London, England (CNN) -- Donald Trump has moved a step nearer to his dream of building the "world's greatest" golf course, as construction work has begun on the land he owns in Scotland.
It has taken the billionaire American tycoon four long years since he first put forward his plans to see the first visible signs of progress, and he told CNN's Living Golf that his enthusiasm for the project is undiminished.
Trump is convinced that the location, four miles of protected sand dunes along the Aberdeenshire coast, offer him the natural landscape to build something "very special."
"I am an artist and this is probably the greatest piece of canvas that anybody has ever worked on in terms of the world of golf," the 64-year-old said.
"We're looking to make it the greatest golf course anywhere in the world and it should be.
"It should be based on the land, it was formed by God. I mean, this is a truly amazing system, you just look down and see the holes, you don't even have to do too much work.
"It's going to be something very, very special and people are going to enjoy it for many years to come."
Exactly how many people play his course, stay at the accompanying hotel and let the planned 950 holiday apartments will ultimately decide the commercial viability of the project.
Trump also has outline planning permission for 500 residential homes for a project which started with a $1 billion price but he now says has come down to $750 million because of the comparative strength of the dollar.

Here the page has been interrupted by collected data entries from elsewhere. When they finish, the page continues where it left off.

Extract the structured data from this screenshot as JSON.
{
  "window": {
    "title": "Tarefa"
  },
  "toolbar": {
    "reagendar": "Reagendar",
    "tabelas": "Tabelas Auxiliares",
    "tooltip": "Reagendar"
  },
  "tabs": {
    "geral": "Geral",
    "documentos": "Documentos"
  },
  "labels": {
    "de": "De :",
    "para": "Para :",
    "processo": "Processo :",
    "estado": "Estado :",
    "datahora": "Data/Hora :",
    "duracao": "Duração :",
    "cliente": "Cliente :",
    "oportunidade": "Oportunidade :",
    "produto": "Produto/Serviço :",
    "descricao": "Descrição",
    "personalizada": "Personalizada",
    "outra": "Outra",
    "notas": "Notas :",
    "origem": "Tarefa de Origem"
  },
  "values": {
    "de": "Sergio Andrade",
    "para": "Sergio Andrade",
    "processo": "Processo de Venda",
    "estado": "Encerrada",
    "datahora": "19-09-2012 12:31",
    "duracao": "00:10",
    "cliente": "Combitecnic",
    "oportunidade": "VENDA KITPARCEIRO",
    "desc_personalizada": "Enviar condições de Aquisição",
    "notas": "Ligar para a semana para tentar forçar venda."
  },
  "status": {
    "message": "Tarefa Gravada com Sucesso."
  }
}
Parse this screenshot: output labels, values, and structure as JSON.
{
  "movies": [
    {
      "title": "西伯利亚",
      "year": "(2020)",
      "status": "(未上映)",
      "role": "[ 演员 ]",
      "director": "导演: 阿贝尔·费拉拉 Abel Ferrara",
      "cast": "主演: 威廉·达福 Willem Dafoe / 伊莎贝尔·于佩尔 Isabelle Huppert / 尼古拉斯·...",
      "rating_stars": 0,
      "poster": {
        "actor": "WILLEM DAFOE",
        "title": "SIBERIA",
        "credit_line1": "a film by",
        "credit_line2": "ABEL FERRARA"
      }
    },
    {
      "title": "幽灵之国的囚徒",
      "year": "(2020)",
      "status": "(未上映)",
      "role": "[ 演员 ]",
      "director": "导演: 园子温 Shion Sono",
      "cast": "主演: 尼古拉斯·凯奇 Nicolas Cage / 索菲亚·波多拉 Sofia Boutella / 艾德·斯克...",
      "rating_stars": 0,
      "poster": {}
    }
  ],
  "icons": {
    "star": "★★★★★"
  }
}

"I'm building something in crazy times but I have done that before -- you build in bad times and open it up in good times. So, let's see what happens," he said.
Construction work on the championship course is due to be completed by 2012, but a possible stumbling block to the wider project is the opposition of a local campaigners.
They have brought a one-acre plot of land belonging to an objector, Michael Forbes, in an attempt to disrupt Trump's plans.
Having dealt with controversy all his business life, Trump is practiced at brushing off problems and believes all publicity is good publicity.
"You can say what you want about controversy, but it does bring people. So I think the answer is yes, but the good news is I'm rich, so it doesn't matter.
"I think it's going to be a fantastic boon to Aberdeen, it's going to be a fantastic boon to Scotland. And by the way, people will come here to play my course but they will also play other courses, so I think it's a fantastic thing for the tourism of Scotland."
Trump clearly has a soft spot for Scotland -- his mother was born in Stornaway -- and admitted that, to a degree, his heart had ruled his head on the ambitious project because of the site's potential.
"I am very much interested in having number one, I don't buy something or build something that can't be the best or among the best. But this is something that can be really be beyond all else," he said.
Once it opens, expect a steady stream of celebrities to tee it up. Trump mentions 007 Sean Connery, a proud Scot, as a big backer and said he had received a letter of support from Ryder Cup captain Colin Montgomerie.
"I really appreciated that he just came out of nowhere and said that this is something that has to be done and this is great," Trump said.
"And I wrote him a note and thanked him very much. I didn't ask him for support, he just supported it."
Typically, Trump is hoping his championship course will join the likes of St. Andrews and one day host the British Open.
"What we are doing really is building something while we have the opportunity to build it, and I think it will be legendary for many years to come."
Time will tell, but if confidence is the key, Tiger Woods and his rivals will be battling it out on his sand-dune links before too long.